As Sebastian focuses intently on preparing his make believe lunch. Nicole asks him for kisses. He’s too busy to stop so she grabs him and begins smooching his face. He giggles and then is off again cooking and meal prepping.
Now, three notebooks filled with Sebastian’s milestones are as coveted as the box filled with medical records. “Some day he’s going to want to know his story and we want to be ready to tell him,” said Nicole. He still has some surgeries ahead of him but he’s come so far since his transplant – growing and thriving.
He learned sign language early on and now speaks in short sentences. He knows his shapes, colors, numbers and alphabet, and he is working on toilet training. He loves chicken nuggets (he calls them “monkey chicken”) and macaroni and cheese (he calls “monkey cheese”).
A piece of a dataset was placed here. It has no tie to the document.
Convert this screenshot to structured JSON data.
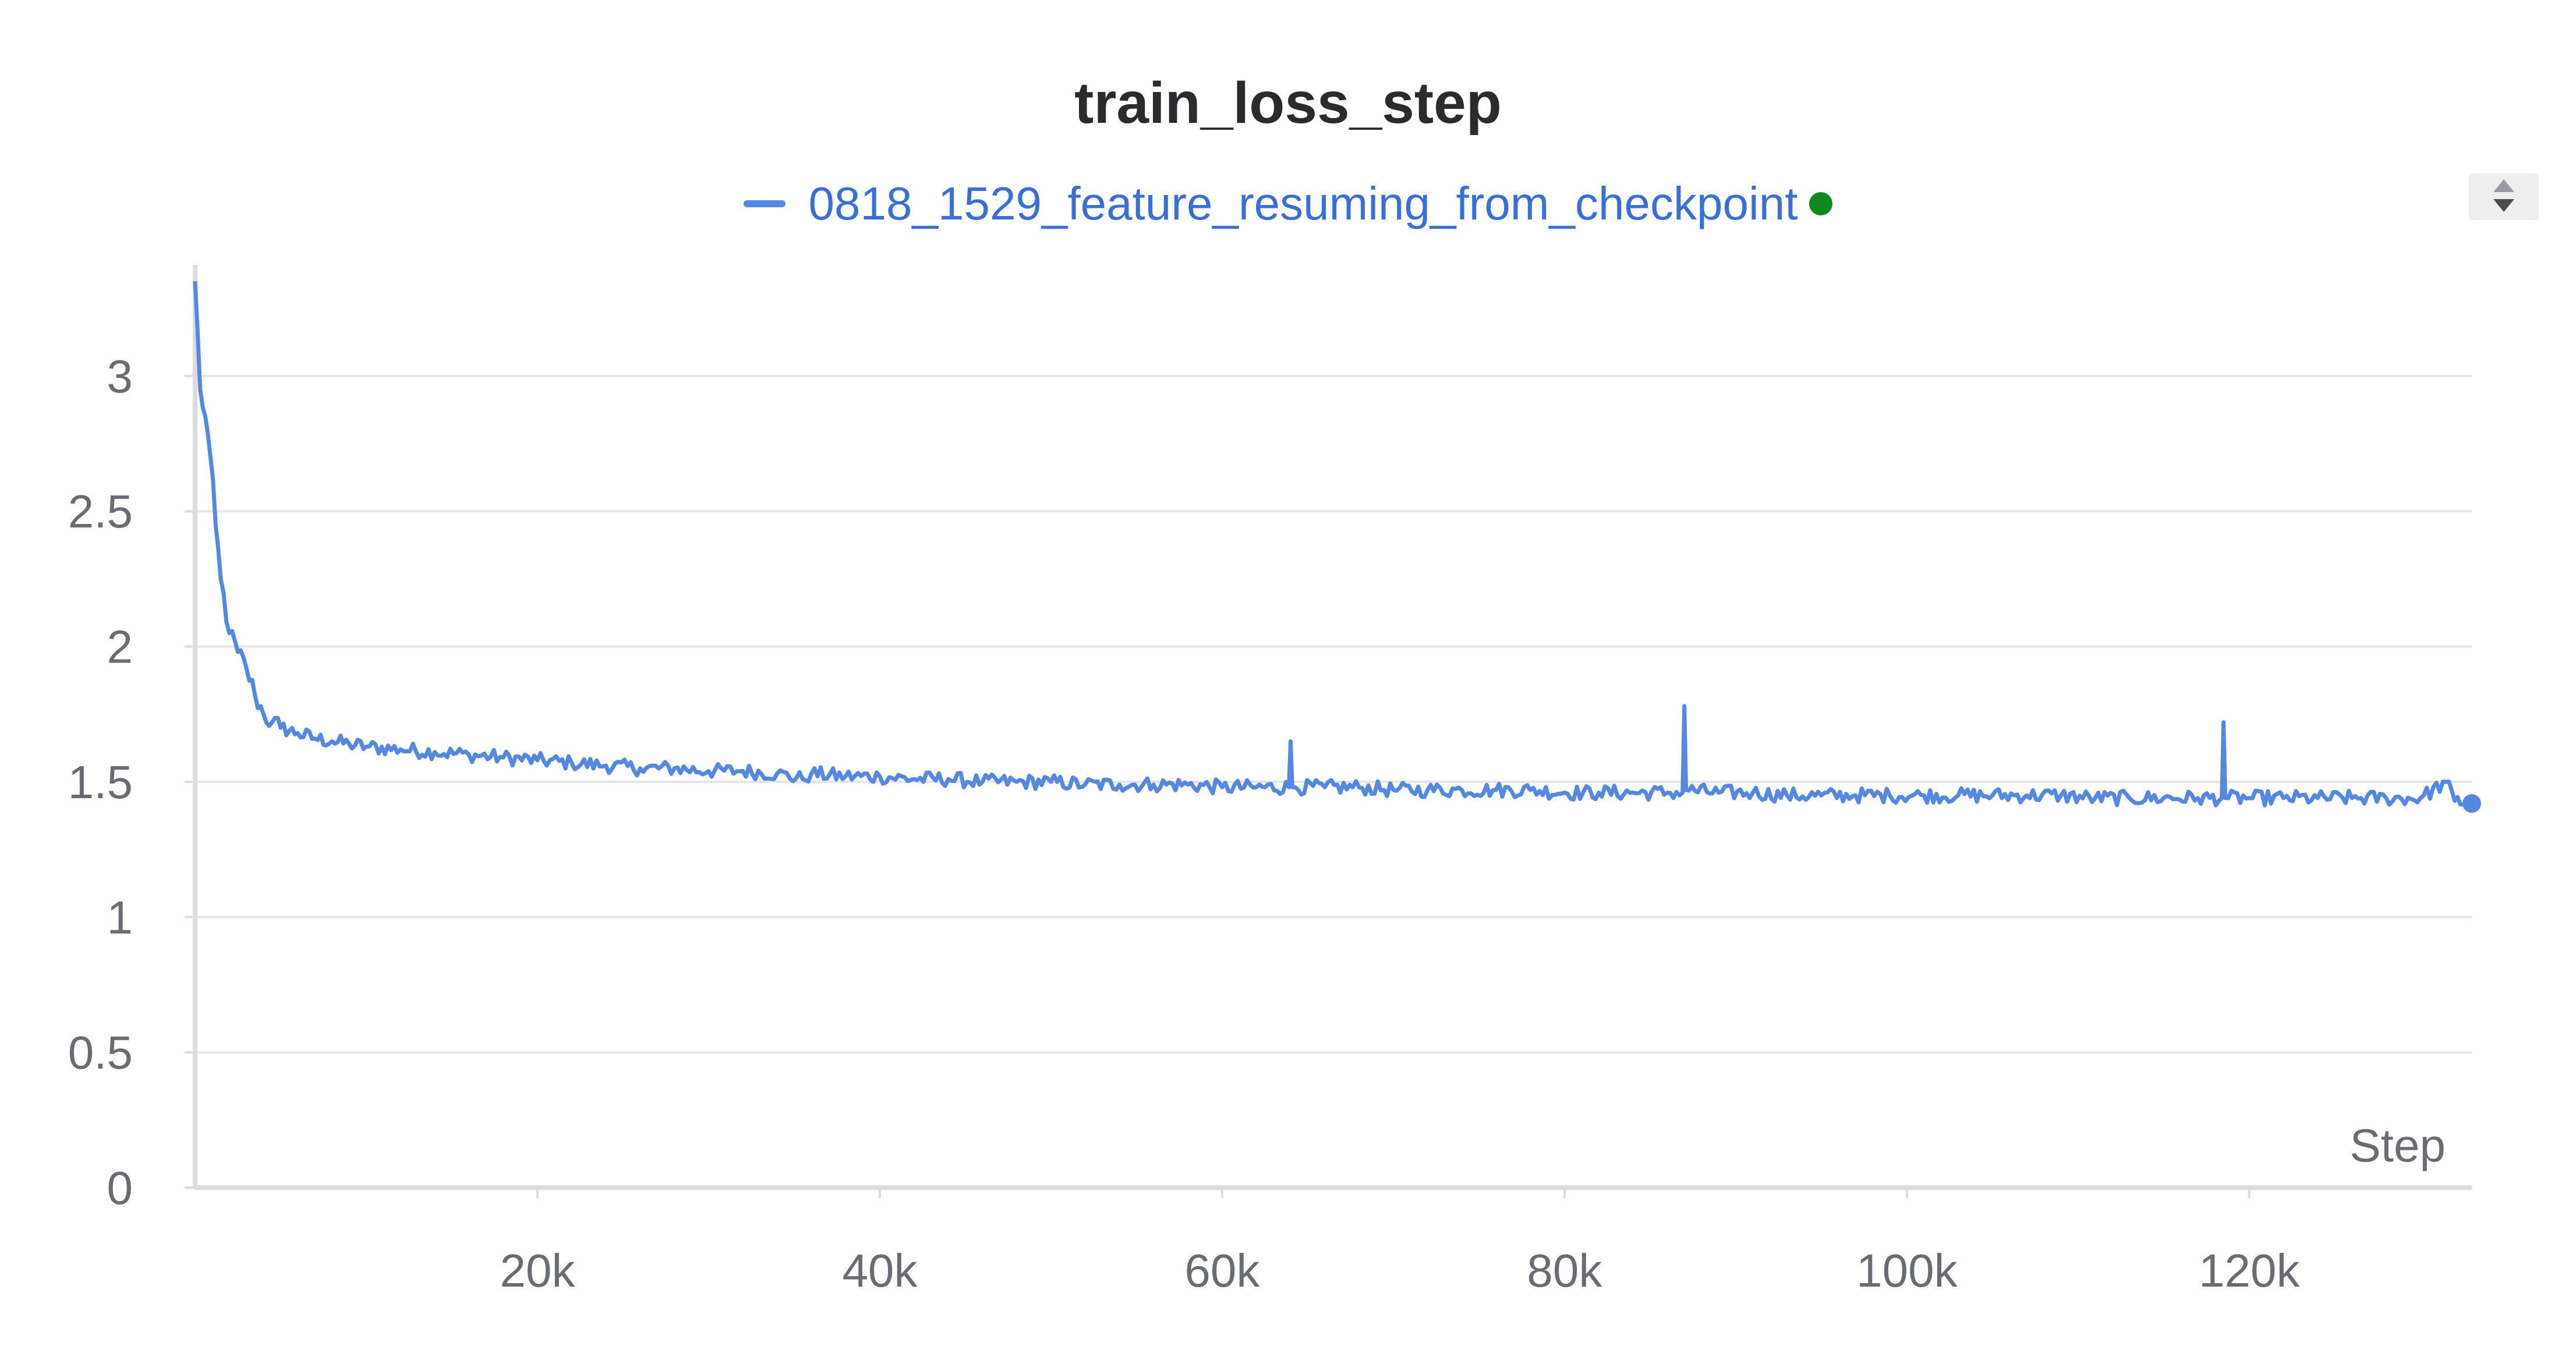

“His communication skills are behind and he’s still working to catch up socially,” said Nicole. “Our goal is for him to no longer require a G-tube for nutritional needs, help him to exceed his predicted potential, be the best he can be, and a valuable part of society,” said Nicole. “Yes, he’s cute and he’s a happy, jovial child who knows he’s loved. We aren’t going to let his handicap hinder him or let him use it as an excuse.”
How is he different from her older children?
“First off, he’s blonde haired, blue-eyed and fair skinned. But now that I’m his mother, he has a piece of me,” said Nicole. “Despite his delays, he’s like my other kids were at his age, right by my side. It doesn’t matter how many people are in the room, he’s right where I am,” said Nicole. “I tell my husband that our kidneys are magnetically fused.”
-- By T.J. Banes, Journalist, IU Health.